Ce petit village compte à l’heure actuelle, cinq « murs culturels » réalisés sur ordre du gouvernement local. Tous représentent des paysages ou des figures symboliques surmontées d’un slogan politique. En vertu d’un accord, la clinique Zhongjingtang de Pékin dispose d’un espace publicitaire à droite de chaque affiche.
L’expression « Barong bachi », proposée
en 2006 par Hu Jintao (premier secrétaire du Parti communiste chinois
depuis 2002 et président de la République populaire de Chine depuis
2003), est devenue la nouvelle référence morale servant à juger le
travail, la conduite et l’attitude des fonctionnaires du Parti
communiste.

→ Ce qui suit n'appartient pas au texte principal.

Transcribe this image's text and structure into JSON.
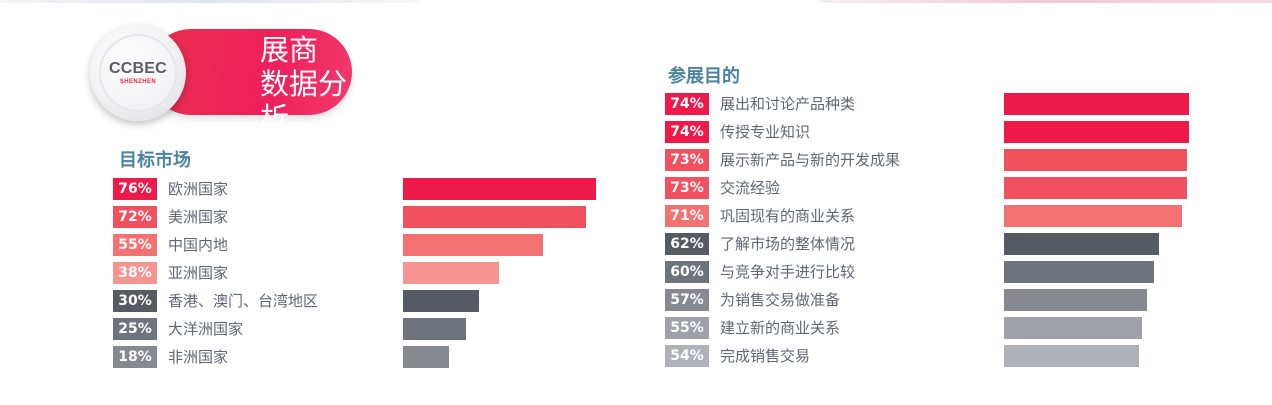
{
  "logo": {
    "brand": "CCBEC",
    "sub": "SHENZHEN",
    "title_line1": "展商",
    "title_line2": "数据分析"
  },
  "colors": {
    "p1": "#ee1a4a",
    "p2": "#f1505e",
    "p3": "#f47172",
    "p4": "#f69492",
    "g1": "#555a63",
    "g2": "#6f737c",
    "g3": "#868990",
    "g4": "#9ea1a8",
    "g5": "#aeb1b7",
    "title": "#4d83a0"
  },
  "chart_data": [
    {
      "type": "bar",
      "title": "目标市场",
      "categories": [
        "欧洲国家",
        "美洲国家",
        "中国内地",
        "亚洲国家",
        "香港、澳门、台湾地区",
        "大洋洲国家",
        "非洲国家"
      ],
      "values": [
        76,
        72,
        55,
        38,
        30,
        25,
        18
      ],
      "labels": [
        "76%",
        "72%",
        "55%",
        "38%",
        "30%",
        "25%",
        "18%"
      ],
      "colors": [
        "p1",
        "p2",
        "p3",
        "p4",
        "g1",
        "g2",
        "g3"
      ]
    },
    {
      "type": "bar",
      "title": "参展目的",
      "categories": [
        "展出和讨论产品种类",
        "传授专业知识",
        "展示新产品与新的开发成果",
        "交流经验",
        "巩固现有的商业关系",
        "了解市场的整体情况",
        "与竞争对手进行比较",
        "为销售交易做准备",
        "建立新的商业关系",
        "完成销售交易"
      ],
      "values": [
        74,
        74,
        73,
        73,
        71,
        62,
        60,
        57,
        55,
        54
      ],
      "labels": [
        "74%",
        "74%",
        "73%",
        "73%",
        "71%",
        "62%",
        "60%",
        "57%",
        "55%",
        "54%"
      ],
      "colors": [
        "p1",
        "p1",
        "p2",
        "p2",
        "p3",
        "g1",
        "g2",
        "g3",
        "g4",
        "g5"
      ]
    }
  ]
}
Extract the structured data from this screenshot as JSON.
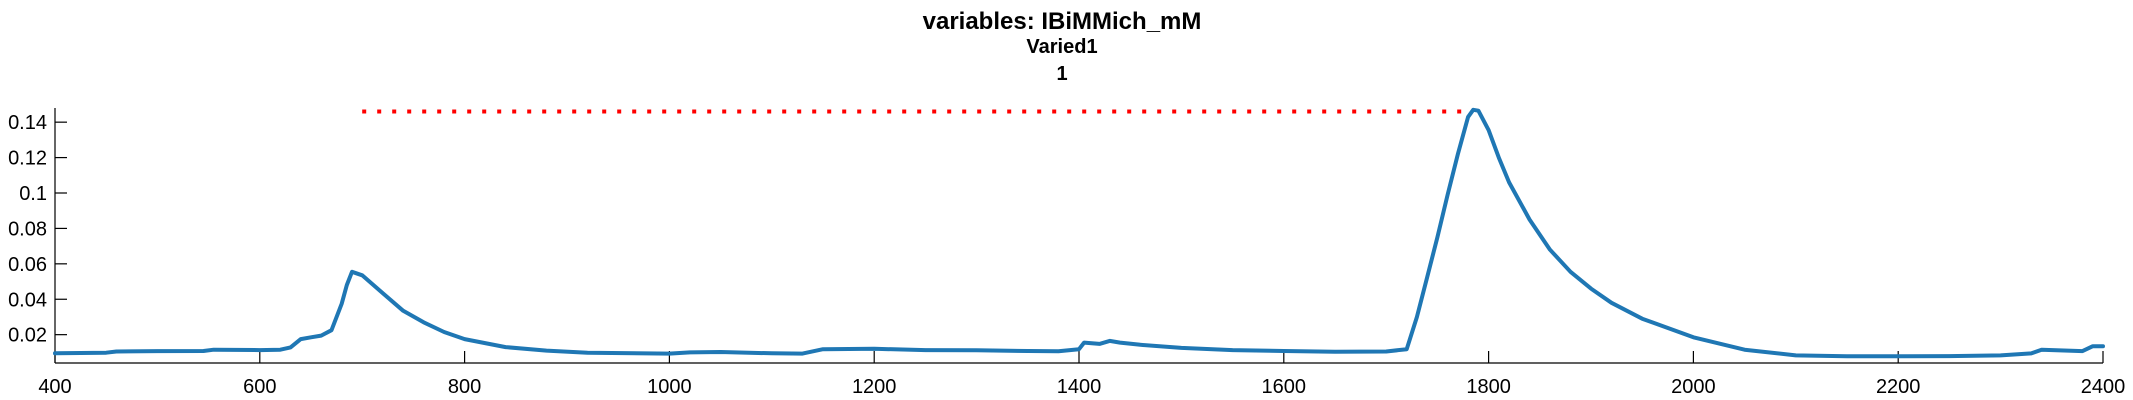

En chinois, cette liste de huit motifs d’honneur et de huit
motifs de honte se lit presque comme une poésie du fait des jeux de
sonorités et du rythme binaire.
Huit motifs d’honneur, huits motifs de honte (« Barong bachi »)
Aimer le pays ; n’y faire aucun mal.
Servir le pays ; ne pas trahir le peuple.
Suivre la science ; l’ignorance est un défaut.
Être diligent ; pas nonchalant.
Être unis, s’entraider ; ne pas chercher son intérêt aux dépens d’autrui.
Être honnête et fidèle ; ne pas oublier l’éthique pour les profits.
Être discipliné et respectueux des lois ; ne pas entraver l’ordre public.
Être capable de faire face à l’adversité ; ne pas se complaire dans le luxe
et le plaisir.
Convention de la civilisation pour les citoyens de Pékin
Aimer le pays, aimer Pékin, vivre en harmonie avec toutes les nations,
maintenir la stabilité.
Aimer le travail, aimer son poste, se consacrer à son travail, être
honnête et digne de foi,
économe et travailleur.
Respecter la loi et l’ordre public, agir courageusement pour la justice,
encourager l’honnêteté.
Embellir la ville, être propre, rendre la capitale écologique, protéger
l’environnement.
Prendre soin de la collectivité, respecter les biens publics, suivre
l’intérêt collectif, protéger le
patrimoine.
Respecter la science, mettre l’accent sur l’éducation, repecter les
enseignants, améliorer ses
compétences.
Respecter les vieux, aimer les enfants, aimer le peuple, soutenir l’armée,
respecter les femmes,
aider les pauvres, aider les invalides.
S’adapter aux coutumes, avoir une vie saine, suivre le planning familial,
entretenir son corps.
Se comporter de manière citoyenne, traiter les invités poliment, être
généreux, prendre du plaisir à aider autrui.
«Construire un nouveau village, s’efforcer d’être un foyer civilisé, être toujours un homme civilisé.»
Village de Caojialu (district de Miyun, banlieue de Pékin). 2 300 habitants.
Village de Caojialu
affiche de 2 m. sur 1,20 m.
«L’aménagement général du village est l’affaire de tous, chaque famille en profite.»